柔らかな光を湛える榛色の瞳が彩綾を見つめていた。
「愛してるよ、彩綾。……伝えるのが遅くなってすまない。彩綾に気持ちを伝えたら俺から離れていってしまうようで怖かったんだ」
テオを見上げて固まったまま彩綾を柔らかく見つめながら、彩綾の頬をそっと撫でた。
「俺も彩綾が大好きだ。愛おしくてしょうがなくて、どんどん深みにはまっているよ。自分がこんなにも狂おしいほど誰かのことを想うなんて……。彩綾を愛している」
そう言うと、テオは彩綾の両頬に手を置いて包み込むようにして彩綾の顔を引き寄せた。
「テオさんが私を?」
やっとの思いで出た言葉は掠れてしまう。
「一緒にいたくて遠征に行かなくて済むようにしたり、なし崩し的に一緒にここに住んだり……。
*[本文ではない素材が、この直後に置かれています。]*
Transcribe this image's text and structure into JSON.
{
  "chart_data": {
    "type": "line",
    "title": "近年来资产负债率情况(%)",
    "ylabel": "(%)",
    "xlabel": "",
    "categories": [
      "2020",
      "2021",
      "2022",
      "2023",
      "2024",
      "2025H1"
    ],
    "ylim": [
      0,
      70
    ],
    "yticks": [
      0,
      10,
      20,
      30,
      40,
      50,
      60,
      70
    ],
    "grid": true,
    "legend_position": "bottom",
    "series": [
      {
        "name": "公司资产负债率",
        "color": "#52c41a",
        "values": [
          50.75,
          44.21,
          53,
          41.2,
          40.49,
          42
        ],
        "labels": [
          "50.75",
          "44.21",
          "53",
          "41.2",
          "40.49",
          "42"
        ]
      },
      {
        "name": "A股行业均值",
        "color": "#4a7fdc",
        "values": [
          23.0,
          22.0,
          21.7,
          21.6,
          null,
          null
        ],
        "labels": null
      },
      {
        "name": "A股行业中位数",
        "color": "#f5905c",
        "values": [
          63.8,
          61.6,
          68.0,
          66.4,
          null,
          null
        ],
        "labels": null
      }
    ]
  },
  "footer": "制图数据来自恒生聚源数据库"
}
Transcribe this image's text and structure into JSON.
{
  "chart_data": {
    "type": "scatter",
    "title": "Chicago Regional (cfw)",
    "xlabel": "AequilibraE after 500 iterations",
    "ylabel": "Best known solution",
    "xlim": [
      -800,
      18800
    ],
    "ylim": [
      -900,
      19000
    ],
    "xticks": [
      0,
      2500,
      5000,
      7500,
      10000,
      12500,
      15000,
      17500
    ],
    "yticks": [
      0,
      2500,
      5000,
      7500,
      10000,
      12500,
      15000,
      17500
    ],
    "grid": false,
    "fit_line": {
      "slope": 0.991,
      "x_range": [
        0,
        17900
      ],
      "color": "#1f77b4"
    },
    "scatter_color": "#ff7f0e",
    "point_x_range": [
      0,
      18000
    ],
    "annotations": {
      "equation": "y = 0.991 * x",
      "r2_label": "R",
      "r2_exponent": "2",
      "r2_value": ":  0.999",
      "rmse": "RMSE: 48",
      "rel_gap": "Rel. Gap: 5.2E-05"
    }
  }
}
ちゃんと言葉で伝えられなくてごめんな」
額同士をくっつけたテオがもう一度「愛している」と囁くと、そっと唇を重ねる。
繰り返される啄むようなキスと合間に囁かれる「愛している」というテオの言葉に、彩綾の心は幸せでドロドロに溶けていくようだった。
膝から崩れていきそうで、テオにしがみつきながら彩綾もキスを返す。
それでも、まだ全部伝えきれていないことを思い出した彩綾は、理性を総動員させてテオの胸を押して体を離した。